Customers are drawn to the fresh produce at Crimson and Clover Farm as iron filings to a magnet. There are between 500 and 550 CSA members that range from western Massachusetts to 12 distribution sites in Boston.
A crew of eight people work the farm. Two of the crew drive to Boston twice a week to deliver the produce, at eight distribution sites one day and four sites during the next trip.
The farm has been owned and managed by Nathan Frigard, better known as Nate, since 2011.
The 45 acres that comprise the farm are leased from Grow Food Northampton Inc., a nonprofit organization dedicated to the promotion of farmers and local farming.
According to Frigard, when the family that previously owned the land sold it to Grow Food Northampton, they received full market value, but part of the purchase proceeds were provided by putting the land under agricultural preservation restrictions and thereby preserving the land from development. Inside the busy town of Florence, MA, and situated just a mile from the Northampton Country Club, it is in a prime location.
Frigard is dedicated to organic farming and preserving the land by improving the soil, using no pesticides and farming with organic practices, although they are not certified organic. How he does that is “to make sure we don’t spray pesticides. We really try to build up our soil. It’s very sandy loam – it doesn’t retain organic matter as much as a clay soil. We mix into the loam as much mulch with organic matter as possible.”
They reduce tillage as much as they can. “The center of my soil fertility cure is cover cropping and crop rotation using organic fertilizer,” said Frigard.
They plant rye, clover, vetch, peas, oats and buckwheat and till them under to nourish and aerate the soil.
A first-generation farmer, Frigard became interested in farming while he was in college. He has been farming for nearly 23 years. His children Noah, 11, and Asher, 3, follow in his footsteps.
“When I first got into it, I liked the work, being outside, lifting things, being part of a team, the environment. The camaraderie was something I really enjoyed,” he said. At the time, he worked on a farm with a crew of 16 people.
Over time, he learned the science behind farming as well as business skills.
Then, “my ex-wife and I were given this land opportunity in 2010 through Grow Food Northampton,” Frigard said, and they started leasing the current 45 acres.
He brought that sense of camaraderie with him to his own farm. As people enter and leave the property with their arms overflowing with CSA shares, watermelons or fresh-cut flowers, he gives them a big smile.

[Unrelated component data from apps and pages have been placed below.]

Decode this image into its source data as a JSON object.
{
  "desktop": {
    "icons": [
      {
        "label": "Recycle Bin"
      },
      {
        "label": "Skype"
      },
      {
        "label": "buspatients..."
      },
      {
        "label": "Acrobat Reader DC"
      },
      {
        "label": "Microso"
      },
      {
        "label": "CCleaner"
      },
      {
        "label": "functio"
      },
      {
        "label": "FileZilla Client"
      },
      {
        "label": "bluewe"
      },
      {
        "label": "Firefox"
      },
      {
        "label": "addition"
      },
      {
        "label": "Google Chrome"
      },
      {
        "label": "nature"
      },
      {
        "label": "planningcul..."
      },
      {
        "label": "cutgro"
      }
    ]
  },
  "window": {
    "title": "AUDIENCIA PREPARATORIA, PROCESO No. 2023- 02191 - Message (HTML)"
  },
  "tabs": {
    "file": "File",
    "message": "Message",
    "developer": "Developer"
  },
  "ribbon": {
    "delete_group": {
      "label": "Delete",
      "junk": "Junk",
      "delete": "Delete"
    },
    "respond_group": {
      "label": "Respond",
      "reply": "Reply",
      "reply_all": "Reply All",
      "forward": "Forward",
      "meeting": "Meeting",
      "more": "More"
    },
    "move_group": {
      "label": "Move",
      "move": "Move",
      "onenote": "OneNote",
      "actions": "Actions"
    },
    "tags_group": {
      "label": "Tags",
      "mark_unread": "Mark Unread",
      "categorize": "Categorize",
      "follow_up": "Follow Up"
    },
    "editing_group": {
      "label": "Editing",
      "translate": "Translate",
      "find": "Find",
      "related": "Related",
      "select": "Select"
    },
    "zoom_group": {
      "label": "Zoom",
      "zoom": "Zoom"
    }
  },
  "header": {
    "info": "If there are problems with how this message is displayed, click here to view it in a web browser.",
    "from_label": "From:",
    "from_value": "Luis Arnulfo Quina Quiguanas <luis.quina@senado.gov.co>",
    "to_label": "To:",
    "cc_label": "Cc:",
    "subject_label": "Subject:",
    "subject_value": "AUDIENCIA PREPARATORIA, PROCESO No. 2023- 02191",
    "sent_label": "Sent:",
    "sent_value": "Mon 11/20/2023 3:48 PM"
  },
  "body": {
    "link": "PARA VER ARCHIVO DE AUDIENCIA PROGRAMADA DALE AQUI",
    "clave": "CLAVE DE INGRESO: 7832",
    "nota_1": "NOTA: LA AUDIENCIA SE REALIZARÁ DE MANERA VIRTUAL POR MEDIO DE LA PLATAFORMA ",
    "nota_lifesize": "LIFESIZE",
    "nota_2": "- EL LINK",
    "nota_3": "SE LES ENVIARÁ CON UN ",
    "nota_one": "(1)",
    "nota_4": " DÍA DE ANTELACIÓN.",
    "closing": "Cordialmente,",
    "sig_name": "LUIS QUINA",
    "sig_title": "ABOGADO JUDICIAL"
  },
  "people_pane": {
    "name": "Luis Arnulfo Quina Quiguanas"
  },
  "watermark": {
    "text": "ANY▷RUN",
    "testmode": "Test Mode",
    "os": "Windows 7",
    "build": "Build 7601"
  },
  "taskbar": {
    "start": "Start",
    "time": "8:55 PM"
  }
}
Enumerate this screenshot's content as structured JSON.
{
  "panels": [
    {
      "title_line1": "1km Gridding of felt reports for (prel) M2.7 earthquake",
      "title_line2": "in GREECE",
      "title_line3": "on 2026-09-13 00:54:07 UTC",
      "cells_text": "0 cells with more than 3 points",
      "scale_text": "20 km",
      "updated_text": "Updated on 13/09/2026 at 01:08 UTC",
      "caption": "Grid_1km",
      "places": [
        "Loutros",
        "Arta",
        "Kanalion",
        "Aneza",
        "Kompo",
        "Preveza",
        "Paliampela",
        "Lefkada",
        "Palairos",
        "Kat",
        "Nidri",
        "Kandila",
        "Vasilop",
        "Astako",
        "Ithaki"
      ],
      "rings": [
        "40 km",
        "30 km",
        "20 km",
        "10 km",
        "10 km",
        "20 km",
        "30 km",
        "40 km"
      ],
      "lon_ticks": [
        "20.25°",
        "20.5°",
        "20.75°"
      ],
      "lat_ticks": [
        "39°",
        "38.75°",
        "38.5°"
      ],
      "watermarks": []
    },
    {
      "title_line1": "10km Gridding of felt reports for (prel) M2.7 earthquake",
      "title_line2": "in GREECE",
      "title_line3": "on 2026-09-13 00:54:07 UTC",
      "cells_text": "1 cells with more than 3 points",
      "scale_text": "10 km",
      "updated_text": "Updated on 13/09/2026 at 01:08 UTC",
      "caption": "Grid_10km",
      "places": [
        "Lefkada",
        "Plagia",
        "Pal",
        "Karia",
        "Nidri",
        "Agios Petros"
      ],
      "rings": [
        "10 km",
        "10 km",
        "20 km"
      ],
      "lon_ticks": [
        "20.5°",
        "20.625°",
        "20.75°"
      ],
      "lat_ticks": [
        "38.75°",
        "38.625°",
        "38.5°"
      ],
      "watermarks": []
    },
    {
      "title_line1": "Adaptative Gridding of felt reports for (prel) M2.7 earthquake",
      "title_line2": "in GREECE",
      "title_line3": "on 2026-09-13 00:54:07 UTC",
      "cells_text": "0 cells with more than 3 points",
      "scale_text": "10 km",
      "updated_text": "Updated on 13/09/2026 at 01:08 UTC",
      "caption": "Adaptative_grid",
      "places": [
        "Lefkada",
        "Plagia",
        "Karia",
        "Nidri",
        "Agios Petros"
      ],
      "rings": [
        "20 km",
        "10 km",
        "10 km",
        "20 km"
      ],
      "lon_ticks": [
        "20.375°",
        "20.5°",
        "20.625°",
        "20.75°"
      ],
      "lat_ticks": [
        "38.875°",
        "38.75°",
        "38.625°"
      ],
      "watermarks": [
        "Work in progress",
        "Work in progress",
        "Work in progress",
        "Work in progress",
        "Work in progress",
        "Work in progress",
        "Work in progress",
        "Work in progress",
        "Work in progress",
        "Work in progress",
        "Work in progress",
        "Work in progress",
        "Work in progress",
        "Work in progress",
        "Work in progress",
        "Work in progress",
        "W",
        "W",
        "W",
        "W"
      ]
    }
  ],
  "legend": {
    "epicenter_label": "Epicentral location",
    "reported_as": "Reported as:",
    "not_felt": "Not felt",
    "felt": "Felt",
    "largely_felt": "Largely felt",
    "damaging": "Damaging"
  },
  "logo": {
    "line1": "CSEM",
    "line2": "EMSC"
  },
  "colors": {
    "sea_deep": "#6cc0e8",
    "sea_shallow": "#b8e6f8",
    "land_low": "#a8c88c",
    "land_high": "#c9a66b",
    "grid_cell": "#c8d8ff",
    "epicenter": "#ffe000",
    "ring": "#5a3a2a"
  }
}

He’s renovated the barn and recently had an extension built onto it using a farm grant that allows there to be a sale space year-round, with a washing station for produce and more refrigeration. The roof of the barn is lined with solar panels.
Inside the farm store, there are rows of their crops – melons, watermelons, basil, tomatoes and other produce that can also be found as part of a member’s CSA. Members love and always ask for the basic crops too – lettuce, carrots, cucumbers and squash.
They also offer other farms’ produce. There are three refrigerators inside the main store. One holds two shelves of eggs from Cream of the Crop Farm (Russell, MA), Elmhurst oat and cashew milk (Elmhurst, NY), milk from Mapleline Farm (Hadley, MA) and buttermilk from Hawthorne Valley (Ghent, NY).
There are wooden shelves full of Northampton, MA’s Red Barn honey, coffee, Sweet Babu’s granola and other sundries. A freezer holds beef and meat from Hettie Belle Farm (Warwick, MA).
What is new? “Nothing crop-specific, but this year and last year, we started a winter share CSA that lasts 20 weeks starting November,” answered Frigard. The ongoing spring/summer CSA lasts 20 weeks.
He has advertisements that began at the end of August on a local radio station, WRSI, to highlight the winter CSAs.
What has he learned over the years? “The biggest thing is to try to listen to people. CSA members give the best feedback,” he said. “Try to listen to your crew, what they have to say about what’s going on in the fields. Don’t just have them do things in a certain way that would be how I would want them to be. Try to be flexible.”
In case you were wondering, the farm is named after the famous 1968 song “Crimson and Clover” by Tommy James and the Shondells.